The idea of islet transplantation is not entirely new. Islet transplantation has been in existence since the late 1800s, when Watson Williams, a Senior Assistant Physician in Bristol Royal Infirmary (UK) attempted the transplantation of a few pieces of freshly slaughtered sheep pancreas under the skin of a 15 year old end-stage diabetic boy (1). The boy's condition improved for a couple of days after the operation, but succumbed to the disease. In 1916, Frederick Pybus described patients transplanted under the skin with sliced human pancreata (plural for pancreas) (2). Experimental research had already started in 1911 with Bensley and collaborators (3) by staining of pancreatic islets, followed in 1964 by Hellerstrom (4), who used free-hand micro-dissection as a method of obtaining islets.
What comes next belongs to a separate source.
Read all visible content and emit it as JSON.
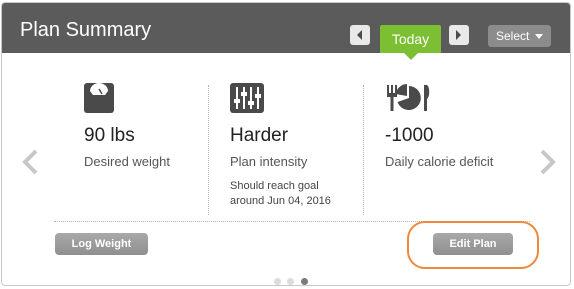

In 1965, Moskalewski (5) was able to isolate pancreatic islets from guinea pigs by collagenase digestion (enzymatic method). However, the real era of islet transplantation started in 1967 when Lacy and Kostianovski (6) isolated a large amount of rat islets using distention of the pancreas through its main duct with collagenase enzyme, followed by digestion and purification from the exocrine tissue. Reckard and Barker in 1973 effectively cured diabetes in animals for the first time (7).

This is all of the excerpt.